Try practicing with the cutter. Never wear gloves of any kind around a drill press or lathe.


Cheers
Dave


----------



## sawlight (Jul 1, 2007)

On the cheap?? Laugh all you want, go buy a spade bit ( for wood doors etc., at Lowes) pad you're table, and clamp it well. No pilot bit etc. and run it slow, it will make a nice hole with burrs. File the burrs off, and enjoy!


----------



## X_Marine (Jul 2, 2007)

sawlight said:


> On the cheap?? Laugh all you want, go buy a spade bit ( for wood doors etc., at Lowes) pad you're table, and clamp it well. No pilot bit etc. and run it slow, it will make a nice hole with burrs. File the burrs off, and enjoy!


I call emm butter fly bits, but you are correct and I have use them to cut alum before. There is a preferred lubrication for alum can't remember what it is now.
Also the butter-fly bits are easy to sharpen also when needed.

X..


----------



## sawlight (Jul 2, 2007)

X_Marine said:


> I call emm butter fly bits, but you are correct and I have use them to cut alum before. There is a preferred lubrication for alum can't remember what it is now.
> Also the butter-fly bits are easy to sharpen also when needed.
> 
> X..


 

Alum-a-cut, made by lubriplate I believe.


----------



## LED Zeppelin (Jul 2, 2007)

I've always used Tap Magic cutting fluid with good success. They make one in a silver can specifically for alum, and another in a red can for steels.

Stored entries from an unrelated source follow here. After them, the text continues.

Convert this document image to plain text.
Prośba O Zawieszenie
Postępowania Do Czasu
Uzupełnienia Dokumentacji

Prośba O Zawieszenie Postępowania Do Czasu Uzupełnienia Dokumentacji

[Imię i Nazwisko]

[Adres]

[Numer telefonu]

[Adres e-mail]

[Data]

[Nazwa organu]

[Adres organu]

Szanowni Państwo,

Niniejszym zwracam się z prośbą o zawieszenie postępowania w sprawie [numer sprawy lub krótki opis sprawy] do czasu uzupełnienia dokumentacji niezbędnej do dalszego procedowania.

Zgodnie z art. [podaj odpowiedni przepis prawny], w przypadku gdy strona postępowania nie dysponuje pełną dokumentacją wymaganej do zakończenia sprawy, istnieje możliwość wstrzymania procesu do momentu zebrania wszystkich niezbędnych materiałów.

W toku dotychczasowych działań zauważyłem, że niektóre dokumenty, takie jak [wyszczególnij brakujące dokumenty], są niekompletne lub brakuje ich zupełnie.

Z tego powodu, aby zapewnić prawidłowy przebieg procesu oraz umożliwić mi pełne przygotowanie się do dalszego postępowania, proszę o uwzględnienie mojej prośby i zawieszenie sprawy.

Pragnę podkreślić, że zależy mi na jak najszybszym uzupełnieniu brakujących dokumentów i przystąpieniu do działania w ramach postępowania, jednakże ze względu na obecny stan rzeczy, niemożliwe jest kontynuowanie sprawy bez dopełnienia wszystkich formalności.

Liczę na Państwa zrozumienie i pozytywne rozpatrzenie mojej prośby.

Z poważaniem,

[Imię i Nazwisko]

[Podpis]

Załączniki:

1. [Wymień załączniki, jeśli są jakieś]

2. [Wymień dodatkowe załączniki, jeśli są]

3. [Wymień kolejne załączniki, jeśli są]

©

Kerosene works well as an alum cutting fluid also.

I think the least expensive route is to go with a good hole saw, use cutting fluid, and clamp the part in your drill press. Properly clamped, you won't even need the centering drill which is handy if for some reason you need the removed disk in tact. Feed slowly with not too much tool speed, and clear out the chips frequently. You should get a decent finish and a swipe with a deburring tool is all you should need to yield a presentable hole.


----------



## Duglite (Jul 2, 2007)

Well, as expected, I got a lot of great responses and valuable ideas. I decided to use a step bit since I had already had some experience with one, but finding one that goes up to 1" on a Sunday was not easy. Finally, an Ace Hardware had one made by Irwin lying at the bottom of their lock-up case. I don't think they normally even carry it, since there was no hanger hook and price tag for it - just the smaller sizes. But it was new in the package, and it was in their SKU system - probably an unclaimed special order. $39.95. Ouch. But my GF had a $5-off coupon.

I needed a good 1/2" hole to start, since the new bit started at that size. I have smaller step bits, so I was in business. I wanted to go in through the brushed surface for best de-burring, but it was dragging the shavings around and scratching the finish. Luckily I noticed in time and was able to turn the piece over to finish. Even at that, the exit burr was very slight and I was able to smooth it with a little 600 grit. I used Tap Magic aluminum.

If anyone wants to see it, I'll post a pic as soon as imageshack sends me a new user login.

Thanks to all for your great suggestions!